Donald Trump y Netanyahu gobiernan gracias a mayorías democráticas. Esa paradoja invita a plantearse si la soberanía popular es algo real o una construcción artificial. ¿Cómo es posible que dos políticos corruptos y sin escrúpulos hayan llegado al poder mediante las urnas? Esta aberración solo puede explicarse mediante el embrutecimiento de una sociedad que no asume su responsabilidad de obrar conforme a una perspectiva consistente y madura.

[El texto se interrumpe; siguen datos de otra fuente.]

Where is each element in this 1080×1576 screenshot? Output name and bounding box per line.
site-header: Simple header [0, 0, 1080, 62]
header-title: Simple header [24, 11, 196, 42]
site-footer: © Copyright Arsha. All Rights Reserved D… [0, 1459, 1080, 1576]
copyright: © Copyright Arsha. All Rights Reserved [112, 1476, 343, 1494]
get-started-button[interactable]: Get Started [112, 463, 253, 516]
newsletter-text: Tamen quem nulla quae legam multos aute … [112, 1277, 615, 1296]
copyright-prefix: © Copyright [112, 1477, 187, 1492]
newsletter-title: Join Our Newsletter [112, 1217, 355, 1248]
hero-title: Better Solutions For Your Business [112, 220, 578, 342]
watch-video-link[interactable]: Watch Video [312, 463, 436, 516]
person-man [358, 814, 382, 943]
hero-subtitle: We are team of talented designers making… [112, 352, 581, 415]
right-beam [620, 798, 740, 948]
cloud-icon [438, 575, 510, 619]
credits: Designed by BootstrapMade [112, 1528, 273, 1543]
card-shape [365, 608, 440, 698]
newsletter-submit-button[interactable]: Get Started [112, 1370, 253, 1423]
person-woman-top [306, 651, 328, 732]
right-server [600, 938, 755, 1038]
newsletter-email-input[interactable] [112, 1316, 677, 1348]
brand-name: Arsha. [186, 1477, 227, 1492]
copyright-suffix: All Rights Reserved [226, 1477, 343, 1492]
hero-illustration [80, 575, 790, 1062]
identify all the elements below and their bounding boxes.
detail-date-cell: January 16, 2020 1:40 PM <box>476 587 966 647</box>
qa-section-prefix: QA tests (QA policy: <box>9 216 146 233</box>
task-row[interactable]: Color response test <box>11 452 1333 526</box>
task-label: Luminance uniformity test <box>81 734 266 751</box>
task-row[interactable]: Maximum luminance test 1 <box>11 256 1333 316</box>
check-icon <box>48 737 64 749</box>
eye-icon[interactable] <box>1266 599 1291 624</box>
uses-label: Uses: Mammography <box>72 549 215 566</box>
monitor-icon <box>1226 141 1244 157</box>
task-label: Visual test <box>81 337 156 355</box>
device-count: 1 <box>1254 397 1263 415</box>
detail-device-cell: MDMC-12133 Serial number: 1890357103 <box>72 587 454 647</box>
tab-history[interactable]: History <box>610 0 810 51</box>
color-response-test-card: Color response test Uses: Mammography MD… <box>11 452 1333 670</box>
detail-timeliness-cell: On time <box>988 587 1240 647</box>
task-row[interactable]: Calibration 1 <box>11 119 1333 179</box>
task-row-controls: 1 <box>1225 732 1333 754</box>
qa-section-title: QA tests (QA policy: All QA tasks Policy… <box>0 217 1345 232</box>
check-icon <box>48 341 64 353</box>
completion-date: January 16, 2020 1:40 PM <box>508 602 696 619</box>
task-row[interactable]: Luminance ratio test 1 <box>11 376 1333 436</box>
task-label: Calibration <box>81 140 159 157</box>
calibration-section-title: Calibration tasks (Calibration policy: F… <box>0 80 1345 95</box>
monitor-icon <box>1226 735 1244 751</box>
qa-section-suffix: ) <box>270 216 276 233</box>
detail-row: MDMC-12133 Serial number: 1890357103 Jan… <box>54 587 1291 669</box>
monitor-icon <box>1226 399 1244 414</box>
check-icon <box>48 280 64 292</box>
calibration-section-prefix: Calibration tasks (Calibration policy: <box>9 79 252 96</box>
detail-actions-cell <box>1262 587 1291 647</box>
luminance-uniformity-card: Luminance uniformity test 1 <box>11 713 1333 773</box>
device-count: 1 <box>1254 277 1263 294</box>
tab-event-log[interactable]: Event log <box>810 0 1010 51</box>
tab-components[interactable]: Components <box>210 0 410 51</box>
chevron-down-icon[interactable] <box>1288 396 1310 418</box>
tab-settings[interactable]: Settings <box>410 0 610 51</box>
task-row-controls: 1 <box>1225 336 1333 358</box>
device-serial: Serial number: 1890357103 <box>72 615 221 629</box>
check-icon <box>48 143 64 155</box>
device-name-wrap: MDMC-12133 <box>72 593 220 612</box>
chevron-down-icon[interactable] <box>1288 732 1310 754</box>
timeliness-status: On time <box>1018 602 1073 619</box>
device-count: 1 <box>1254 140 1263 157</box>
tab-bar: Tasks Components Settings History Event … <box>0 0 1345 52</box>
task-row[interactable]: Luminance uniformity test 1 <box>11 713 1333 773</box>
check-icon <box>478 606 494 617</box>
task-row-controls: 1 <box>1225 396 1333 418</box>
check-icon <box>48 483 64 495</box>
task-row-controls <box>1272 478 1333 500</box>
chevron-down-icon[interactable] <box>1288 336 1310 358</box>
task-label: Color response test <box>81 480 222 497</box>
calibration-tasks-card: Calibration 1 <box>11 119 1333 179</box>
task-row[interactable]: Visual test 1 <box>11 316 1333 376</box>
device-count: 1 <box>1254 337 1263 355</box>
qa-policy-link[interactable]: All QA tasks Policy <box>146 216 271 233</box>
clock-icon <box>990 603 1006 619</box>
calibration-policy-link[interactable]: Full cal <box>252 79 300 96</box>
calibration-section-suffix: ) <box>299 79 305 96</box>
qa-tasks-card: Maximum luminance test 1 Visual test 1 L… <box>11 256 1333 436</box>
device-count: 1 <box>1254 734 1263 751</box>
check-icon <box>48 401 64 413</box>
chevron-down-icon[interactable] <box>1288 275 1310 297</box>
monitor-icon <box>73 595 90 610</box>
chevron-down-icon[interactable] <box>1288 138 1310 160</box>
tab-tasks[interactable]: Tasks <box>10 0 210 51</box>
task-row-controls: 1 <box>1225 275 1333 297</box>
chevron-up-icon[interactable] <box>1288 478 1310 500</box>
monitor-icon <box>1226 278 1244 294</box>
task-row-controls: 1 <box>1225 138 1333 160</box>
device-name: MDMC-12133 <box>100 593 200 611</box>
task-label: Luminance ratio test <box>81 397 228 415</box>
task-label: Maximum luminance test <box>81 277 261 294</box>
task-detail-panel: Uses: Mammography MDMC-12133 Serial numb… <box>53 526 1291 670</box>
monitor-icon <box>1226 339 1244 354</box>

La sociedad prefiere ser masa, es decir, mantenerse en una minoría de edad permanente, dejando que otros amueblen sus mentes con mentiras, bulos e infamias. Los profesores hemos contemplado este proceso con desolación. Hace mucho tiempo que la cultura fue derrotada por la propaganda, la publicidad y los prejuicios.

El viejo sueño de un pueblo que se gobierna a si mismo ha desembocado en una pantomima donde el poder manipula a los ciudadanos, logrando que voten en contra de sus propios intereses. Los latinos le dieron la victoria a Trump y ahora muchos están siendo deportados como criminales. Los jóvenes españoles creen que sus males proceden de la inmigración y fantasean con el regreso de un neofranquismo con políticas populistas, capaces de garantizar el trabajo, la seguridad y el acceso a la vivienda.

Todos los que vivimos esos años sabemos que las nuevas generaciones no soportarían convivir con la represión, la tortura, la falta de libertad y la censura. En la España de Franco, los sueldos eran bajos, no se toleraba la disidencia y las viviendas baratas eran de pésima calidad. No hay muchos motivos para mirar el futuro con optimismo, pero resignarse no es una opción razonable.

Hay que luchar contra el mal y su principal aliado, la estupidez.

Es una batalla agotadora, pero cada vez más necesaria. Quizás el gesto más revolucionario que hoy en día pueda realizarse consista en abrir un libro. Hay que leer a los clásicos para no ser masa, sino un ciudadano libre y responsable. No se me ocurre otra forma de enfrentarse a esa estupidez que hoy está matando en Gaza, Ucrania, Sudán y otros tantos países donde se pisotea la inocencia y se escarnece la utopía de la paz.